提到达·芬奇,多数人脑子里立马蹦出《蒙娜丽莎》那抹神秘的微笑,或是《最后的晚餐》里凝固的戏剧瞬间。没错,他是画家,是文艺复兴时期最闪耀的艺术之星之一。可你若只把他框在画布里,那就太小瞧这位奇人了。
在我眼里,达·芬奇更像一个揣着无穷好奇心的“老顽童”。他口袋里总塞满小本子,随时随地记录脑瓜里蹦出的奇思妙想。天上飞的鸟,水里游的鱼,人体胳膊腿怎么动弹,甚至水流怎么打旋儿,他都能盯着研究老半天。那一沓沓手稿,画满了飞行器的草图、人体解剖的精密图示、各种奇形怪状的机械装置,字迹还是从右往左 mirror writing(镜像书写),像生怕别人轻易读懂他的宝藏。这哪儿像个“正经”画家?分明是个沉迷于探索世界所有秘密的科学家和工程师。
他的好奇心甚至有点“不务正业”。据说他接《最后的晚餐》这单大活儿时,常常在脚手架上一坐就是一天,不动一笔,只是看着墙壁发呆;或者突然放下画笔,跑去集市观察人群的表情,去刑场看犯人的面容。雇主急得跳脚,他却觉得,没琢磨透人物的灵魂,怎么下笔?这种对“完美”和“真实”的死磕,让他的画有了生命。
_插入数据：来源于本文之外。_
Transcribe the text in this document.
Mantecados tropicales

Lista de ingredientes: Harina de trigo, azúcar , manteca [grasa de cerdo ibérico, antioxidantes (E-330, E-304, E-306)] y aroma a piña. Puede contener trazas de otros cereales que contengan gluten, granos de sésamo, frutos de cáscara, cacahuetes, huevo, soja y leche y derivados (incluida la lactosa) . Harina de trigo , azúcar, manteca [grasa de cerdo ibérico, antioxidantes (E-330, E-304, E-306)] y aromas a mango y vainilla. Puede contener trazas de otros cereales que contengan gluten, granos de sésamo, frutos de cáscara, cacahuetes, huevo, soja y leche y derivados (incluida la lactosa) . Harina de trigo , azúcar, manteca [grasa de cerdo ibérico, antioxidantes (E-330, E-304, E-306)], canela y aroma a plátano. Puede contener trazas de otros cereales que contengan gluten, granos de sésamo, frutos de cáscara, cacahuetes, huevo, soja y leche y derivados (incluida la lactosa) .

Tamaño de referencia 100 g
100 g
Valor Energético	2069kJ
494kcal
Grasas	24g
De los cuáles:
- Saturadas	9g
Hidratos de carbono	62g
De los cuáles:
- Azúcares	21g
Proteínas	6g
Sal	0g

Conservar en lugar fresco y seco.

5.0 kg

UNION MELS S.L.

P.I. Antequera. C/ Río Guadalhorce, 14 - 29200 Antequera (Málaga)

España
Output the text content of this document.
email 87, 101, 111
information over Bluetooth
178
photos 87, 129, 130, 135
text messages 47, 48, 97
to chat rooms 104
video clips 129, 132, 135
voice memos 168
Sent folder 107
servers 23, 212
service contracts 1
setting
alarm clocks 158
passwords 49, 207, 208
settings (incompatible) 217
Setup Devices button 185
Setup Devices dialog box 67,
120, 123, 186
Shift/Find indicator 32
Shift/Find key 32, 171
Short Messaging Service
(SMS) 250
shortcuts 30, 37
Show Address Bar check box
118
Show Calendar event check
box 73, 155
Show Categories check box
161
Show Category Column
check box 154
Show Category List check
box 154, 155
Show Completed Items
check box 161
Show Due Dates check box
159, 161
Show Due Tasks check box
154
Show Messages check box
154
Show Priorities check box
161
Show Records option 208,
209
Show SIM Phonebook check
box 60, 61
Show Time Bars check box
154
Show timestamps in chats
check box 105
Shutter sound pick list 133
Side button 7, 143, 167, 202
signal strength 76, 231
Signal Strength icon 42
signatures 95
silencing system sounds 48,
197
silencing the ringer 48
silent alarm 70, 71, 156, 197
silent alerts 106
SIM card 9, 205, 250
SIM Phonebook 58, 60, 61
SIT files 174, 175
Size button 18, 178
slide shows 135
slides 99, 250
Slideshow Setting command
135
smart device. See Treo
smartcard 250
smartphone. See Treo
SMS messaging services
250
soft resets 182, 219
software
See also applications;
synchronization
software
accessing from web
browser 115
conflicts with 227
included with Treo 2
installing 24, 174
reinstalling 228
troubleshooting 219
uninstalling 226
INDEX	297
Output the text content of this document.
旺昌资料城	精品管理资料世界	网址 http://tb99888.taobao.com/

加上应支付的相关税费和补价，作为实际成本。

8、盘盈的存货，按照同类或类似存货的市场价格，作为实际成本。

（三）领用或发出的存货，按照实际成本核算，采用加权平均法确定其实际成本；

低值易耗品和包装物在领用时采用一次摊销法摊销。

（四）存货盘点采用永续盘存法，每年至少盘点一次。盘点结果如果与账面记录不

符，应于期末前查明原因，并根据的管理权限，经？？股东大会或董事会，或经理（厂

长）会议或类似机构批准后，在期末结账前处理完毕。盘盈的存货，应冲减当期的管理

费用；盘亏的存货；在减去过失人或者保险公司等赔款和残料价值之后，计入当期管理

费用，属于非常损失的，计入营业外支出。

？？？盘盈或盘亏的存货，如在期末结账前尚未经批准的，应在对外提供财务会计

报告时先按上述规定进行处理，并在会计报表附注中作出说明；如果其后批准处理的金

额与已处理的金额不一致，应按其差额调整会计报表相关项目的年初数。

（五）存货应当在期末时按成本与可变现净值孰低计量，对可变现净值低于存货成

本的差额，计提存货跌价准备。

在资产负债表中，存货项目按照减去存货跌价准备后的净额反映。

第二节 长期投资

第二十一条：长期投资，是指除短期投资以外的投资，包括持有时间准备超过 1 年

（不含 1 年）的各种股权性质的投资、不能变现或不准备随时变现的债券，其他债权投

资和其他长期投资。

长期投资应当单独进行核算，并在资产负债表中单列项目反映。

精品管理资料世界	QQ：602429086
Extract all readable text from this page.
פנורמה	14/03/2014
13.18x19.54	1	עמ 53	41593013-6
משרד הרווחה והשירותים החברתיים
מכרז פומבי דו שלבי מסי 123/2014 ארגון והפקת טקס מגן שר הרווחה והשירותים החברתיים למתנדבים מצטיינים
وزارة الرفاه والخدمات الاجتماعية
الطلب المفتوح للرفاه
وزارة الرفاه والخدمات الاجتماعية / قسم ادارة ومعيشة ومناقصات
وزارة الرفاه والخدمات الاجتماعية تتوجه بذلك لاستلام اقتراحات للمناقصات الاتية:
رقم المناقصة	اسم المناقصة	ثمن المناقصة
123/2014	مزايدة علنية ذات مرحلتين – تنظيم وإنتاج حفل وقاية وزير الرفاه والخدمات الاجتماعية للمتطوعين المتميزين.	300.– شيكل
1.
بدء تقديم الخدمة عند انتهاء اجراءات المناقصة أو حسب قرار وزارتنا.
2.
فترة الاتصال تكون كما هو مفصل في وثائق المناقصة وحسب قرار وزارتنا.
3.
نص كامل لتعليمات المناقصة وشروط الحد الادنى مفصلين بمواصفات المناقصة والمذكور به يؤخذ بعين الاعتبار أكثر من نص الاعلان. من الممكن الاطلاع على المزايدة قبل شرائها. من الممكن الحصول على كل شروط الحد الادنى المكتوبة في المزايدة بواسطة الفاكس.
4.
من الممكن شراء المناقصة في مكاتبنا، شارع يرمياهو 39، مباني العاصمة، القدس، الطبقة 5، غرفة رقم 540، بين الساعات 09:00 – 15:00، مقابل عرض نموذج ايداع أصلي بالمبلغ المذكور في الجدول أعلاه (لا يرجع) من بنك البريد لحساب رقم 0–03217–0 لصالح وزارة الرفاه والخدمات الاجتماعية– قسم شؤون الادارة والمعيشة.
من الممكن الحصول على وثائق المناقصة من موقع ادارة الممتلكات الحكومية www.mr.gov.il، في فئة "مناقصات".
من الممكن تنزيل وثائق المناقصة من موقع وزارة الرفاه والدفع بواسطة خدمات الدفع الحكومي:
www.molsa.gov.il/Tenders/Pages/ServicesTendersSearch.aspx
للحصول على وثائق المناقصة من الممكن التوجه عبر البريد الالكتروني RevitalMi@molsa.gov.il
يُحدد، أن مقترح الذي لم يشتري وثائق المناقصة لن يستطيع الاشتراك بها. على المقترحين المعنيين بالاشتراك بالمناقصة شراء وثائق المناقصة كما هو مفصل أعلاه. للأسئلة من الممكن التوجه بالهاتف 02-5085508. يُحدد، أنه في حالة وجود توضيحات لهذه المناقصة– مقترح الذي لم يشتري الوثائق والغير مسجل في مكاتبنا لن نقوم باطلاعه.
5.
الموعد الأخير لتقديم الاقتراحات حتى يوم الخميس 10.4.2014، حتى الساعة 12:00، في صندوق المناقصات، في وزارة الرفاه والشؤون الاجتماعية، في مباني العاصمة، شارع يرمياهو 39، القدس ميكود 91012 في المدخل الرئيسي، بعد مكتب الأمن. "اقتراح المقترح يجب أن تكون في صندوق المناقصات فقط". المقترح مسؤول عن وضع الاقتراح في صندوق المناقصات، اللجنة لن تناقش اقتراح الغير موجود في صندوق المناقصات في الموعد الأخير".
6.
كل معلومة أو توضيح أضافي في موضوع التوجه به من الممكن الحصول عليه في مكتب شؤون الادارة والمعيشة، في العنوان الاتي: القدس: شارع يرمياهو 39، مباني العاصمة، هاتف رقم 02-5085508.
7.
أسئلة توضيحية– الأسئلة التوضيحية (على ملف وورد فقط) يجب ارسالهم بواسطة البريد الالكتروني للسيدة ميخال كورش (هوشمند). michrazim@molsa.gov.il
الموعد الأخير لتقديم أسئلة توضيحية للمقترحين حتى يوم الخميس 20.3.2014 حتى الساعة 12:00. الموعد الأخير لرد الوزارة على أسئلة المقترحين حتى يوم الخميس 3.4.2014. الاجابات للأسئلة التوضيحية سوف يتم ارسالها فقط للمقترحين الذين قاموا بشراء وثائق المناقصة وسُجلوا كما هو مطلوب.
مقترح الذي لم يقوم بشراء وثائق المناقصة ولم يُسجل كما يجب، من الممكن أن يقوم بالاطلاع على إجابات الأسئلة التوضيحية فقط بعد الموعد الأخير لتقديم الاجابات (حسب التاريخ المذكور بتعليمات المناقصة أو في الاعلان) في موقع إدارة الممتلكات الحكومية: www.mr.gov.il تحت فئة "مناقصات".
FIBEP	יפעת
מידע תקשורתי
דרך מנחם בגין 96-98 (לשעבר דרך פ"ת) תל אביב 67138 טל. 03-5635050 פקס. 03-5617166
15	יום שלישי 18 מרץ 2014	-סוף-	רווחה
《蒙娜丽莎》的背景山水烟雾朦胧,那是他研究了大气的透视效果;人物的肌肤血肉饱满,得益于他深夜偷偷解剖尸体的积累。
达·芬奇的人生也挺“杂”。他当过军事工程师,设计过超越时代的坦克、起重机;研究过植物学、地质学;玩过音乐,据说七弦琴弹得不错;还沉迷于水利工程和城市规划。他就像一个永远吃不饱的知识饕餮,在艺术与科学的交叉路口左顾右盼,乐此不疲。他的一生似乎都在证明,美与理性、艺术与科学,从来就不是对立的,它们同属于人类对世界深沉的热爱与求索。
当我再看到《蒙娜丽莎》,我不只觉得她在微笑,仿佛还能看到达·芬奇在画布后面,狡黠地眨了眨眼,手里也许正摆弄着他未完成的飞行器模型。他留给世界的,不只是几幅绝世名画,更是一种活法:永远睁大好奇的双眼,永不停止对未知的追问。这,或许才是他笔下永恒微笑的真正谜底。